Architecture

Overview

Argo CD manages applications in the Rubin Science Platform through a set of Helm charts. Which Helm charts to deploy in a given environment is controlled by the values-*.yaml files in /science-platform.

For nearly all charts, there are at least two layers of charts. The upper layer of charts, the ones installed directly by Argo CD, are found in the /services directory. These charts usually contain only dependencies and values-*.yaml files to customize the application for each environment. Sometimes they may contain a small set of resources that are very specific to the Science Platform.

The real work of deploying an application is done by the next layer of charts, which are declared as dependencies (via the dependencies key in Chart.yaml) of the top layer of charts. By convention, the top-level chart has the same name as the underlying chart that it deploys. This second layer of charts may be external third-party Helm charts provided by other projects, or may be Helm charts maintained by Rubin Observatory. In the latter case, these charts are maintained in the lsst-sqre/charts GitHub repository.

Versioning

The top level of charts defined in the /services directory are used only by Argo CD and are never published as Helm charts. Their versions are therefore irrelevant. The version of each chart is set to 1.0.0 because version is a required field in Chart.yaml and then never changed. Reverting to a previous configuration in this layer of charts is done via a manual revert in Argo CD or by reverting a change in the GitHub repository, not by pointing Argo CD to an older chart.

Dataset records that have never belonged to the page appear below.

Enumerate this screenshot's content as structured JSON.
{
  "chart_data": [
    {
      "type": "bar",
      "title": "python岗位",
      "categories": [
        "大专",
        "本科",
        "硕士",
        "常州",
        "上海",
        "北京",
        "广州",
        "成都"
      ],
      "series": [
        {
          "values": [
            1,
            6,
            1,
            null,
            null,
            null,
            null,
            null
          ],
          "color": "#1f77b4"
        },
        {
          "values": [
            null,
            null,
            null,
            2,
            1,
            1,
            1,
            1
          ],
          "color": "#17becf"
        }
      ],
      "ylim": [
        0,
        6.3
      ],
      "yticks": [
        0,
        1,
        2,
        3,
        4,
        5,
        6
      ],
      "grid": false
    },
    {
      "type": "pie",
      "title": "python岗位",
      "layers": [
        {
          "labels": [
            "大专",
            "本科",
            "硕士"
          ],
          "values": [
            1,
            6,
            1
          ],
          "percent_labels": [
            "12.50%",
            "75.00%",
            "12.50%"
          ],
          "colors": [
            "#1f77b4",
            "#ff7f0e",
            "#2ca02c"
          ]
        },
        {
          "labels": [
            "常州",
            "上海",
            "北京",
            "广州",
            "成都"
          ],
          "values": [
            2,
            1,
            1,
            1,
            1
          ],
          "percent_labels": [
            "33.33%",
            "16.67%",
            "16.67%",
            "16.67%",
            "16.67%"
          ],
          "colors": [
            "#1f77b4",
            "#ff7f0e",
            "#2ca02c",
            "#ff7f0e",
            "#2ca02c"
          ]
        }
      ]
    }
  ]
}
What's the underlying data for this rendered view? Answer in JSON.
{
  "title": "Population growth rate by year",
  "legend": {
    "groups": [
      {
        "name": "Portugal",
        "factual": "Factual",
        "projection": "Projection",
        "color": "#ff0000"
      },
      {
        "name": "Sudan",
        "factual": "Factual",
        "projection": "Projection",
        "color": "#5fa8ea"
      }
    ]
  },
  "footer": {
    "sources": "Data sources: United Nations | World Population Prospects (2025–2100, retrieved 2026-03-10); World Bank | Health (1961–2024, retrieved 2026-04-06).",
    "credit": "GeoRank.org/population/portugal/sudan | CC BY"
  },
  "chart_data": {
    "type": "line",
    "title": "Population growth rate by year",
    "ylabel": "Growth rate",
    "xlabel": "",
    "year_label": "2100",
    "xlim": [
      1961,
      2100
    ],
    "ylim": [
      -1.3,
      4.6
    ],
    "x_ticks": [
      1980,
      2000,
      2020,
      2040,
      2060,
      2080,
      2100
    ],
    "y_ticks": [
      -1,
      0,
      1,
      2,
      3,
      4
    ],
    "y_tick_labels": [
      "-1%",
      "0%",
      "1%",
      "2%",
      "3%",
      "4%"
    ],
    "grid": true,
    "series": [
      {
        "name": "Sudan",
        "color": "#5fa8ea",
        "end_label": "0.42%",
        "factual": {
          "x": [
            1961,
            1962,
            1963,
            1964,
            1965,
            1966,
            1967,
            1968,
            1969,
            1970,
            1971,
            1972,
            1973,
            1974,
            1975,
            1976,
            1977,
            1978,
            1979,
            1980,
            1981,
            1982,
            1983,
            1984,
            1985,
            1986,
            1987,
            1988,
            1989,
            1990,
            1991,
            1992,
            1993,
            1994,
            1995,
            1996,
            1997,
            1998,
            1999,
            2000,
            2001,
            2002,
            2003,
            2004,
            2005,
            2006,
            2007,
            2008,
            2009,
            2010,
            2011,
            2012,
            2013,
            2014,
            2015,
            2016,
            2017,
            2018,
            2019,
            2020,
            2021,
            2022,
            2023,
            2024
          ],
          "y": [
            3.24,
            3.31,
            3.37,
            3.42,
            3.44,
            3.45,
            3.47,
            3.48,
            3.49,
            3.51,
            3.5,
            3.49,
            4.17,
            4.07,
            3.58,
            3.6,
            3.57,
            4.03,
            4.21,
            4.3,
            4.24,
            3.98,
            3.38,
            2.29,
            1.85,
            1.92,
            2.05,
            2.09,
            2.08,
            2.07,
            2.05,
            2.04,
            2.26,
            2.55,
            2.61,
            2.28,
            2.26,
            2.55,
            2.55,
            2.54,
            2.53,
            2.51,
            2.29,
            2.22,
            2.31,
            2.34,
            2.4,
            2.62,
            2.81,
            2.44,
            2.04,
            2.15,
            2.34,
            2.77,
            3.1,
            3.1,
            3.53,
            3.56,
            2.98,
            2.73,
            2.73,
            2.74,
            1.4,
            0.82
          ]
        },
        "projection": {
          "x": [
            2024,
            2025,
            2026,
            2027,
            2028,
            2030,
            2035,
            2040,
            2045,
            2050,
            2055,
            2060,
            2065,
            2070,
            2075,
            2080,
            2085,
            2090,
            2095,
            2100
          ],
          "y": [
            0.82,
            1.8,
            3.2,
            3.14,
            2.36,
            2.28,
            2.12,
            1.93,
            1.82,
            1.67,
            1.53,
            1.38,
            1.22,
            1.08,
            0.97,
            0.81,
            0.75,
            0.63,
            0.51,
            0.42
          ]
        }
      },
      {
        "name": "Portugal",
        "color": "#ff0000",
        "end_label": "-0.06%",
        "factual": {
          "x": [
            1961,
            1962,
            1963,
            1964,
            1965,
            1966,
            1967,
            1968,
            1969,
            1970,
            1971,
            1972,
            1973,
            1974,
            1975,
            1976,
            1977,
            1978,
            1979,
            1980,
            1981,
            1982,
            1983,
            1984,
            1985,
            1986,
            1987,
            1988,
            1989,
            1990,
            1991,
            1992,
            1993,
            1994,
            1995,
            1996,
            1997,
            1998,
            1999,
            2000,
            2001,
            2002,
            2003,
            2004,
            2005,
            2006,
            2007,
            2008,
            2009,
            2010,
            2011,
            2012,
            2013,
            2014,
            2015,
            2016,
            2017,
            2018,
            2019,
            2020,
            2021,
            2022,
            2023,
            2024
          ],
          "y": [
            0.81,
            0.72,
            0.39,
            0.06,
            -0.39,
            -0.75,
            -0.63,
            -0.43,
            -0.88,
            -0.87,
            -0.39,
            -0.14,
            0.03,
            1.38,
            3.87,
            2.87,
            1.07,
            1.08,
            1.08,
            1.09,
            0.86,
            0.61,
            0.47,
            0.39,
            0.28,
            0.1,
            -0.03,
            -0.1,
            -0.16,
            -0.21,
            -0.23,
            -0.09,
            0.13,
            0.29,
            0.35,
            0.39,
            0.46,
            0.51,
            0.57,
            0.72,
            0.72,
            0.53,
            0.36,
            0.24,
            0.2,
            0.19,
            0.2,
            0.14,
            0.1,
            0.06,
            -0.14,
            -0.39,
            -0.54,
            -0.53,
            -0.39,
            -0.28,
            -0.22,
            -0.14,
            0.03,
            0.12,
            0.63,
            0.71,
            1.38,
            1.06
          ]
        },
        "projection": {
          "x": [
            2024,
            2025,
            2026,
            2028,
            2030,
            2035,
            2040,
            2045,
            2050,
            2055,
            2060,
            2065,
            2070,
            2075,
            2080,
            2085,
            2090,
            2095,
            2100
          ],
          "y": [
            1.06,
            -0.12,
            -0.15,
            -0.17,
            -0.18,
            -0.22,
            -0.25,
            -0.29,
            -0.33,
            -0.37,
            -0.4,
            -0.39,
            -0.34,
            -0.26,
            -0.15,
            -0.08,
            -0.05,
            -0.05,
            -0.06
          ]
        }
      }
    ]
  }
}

The second layer of charts that are declared as dependencies are normal, published Helm charts that follow normal Helm semantic versioning conventions. In the case of the lsst-sqre/charts repository, this is enforced by CI. We can then constrain the version of the chart Argo CD will deploy by changing the dependencies configuration in the top-level chart.

Best practice is for a release of a chart to deploy the latest version of the corresponding application, so that upgrading the chart also implies upgrading the application. This allows automatic creation of pull requests to upgrade any applications deployed by Argo CD (see SQR-042 for more details). Charts maintained in lsst-sqre/charts follow this convention (for the most part). Most upstream charts also follow this convention, but some require explicitly changing version numbers in values-*.yaml.

In general, we pin the version of the chart to deploy in the dependencies metadata of the top-level chart. This ensures deterministic cluster configuration and avoids inadvertently upgrading applications. However, for services still under development, we sometimes use a floating dependency to reduce the number of pull requests required when iterating, and then switch to a pinned version once the service is stable.

There is currently no mechanism to deploy different versions of a chart in different environments. We will probably need a mechanism to do this eventually, and have considered possible implementation strategies, but have not yet started on this work. In the meantime, we disable automatic deployment in Argo CD so there is a human check on whether a given chart is safe to deploy in a given environment.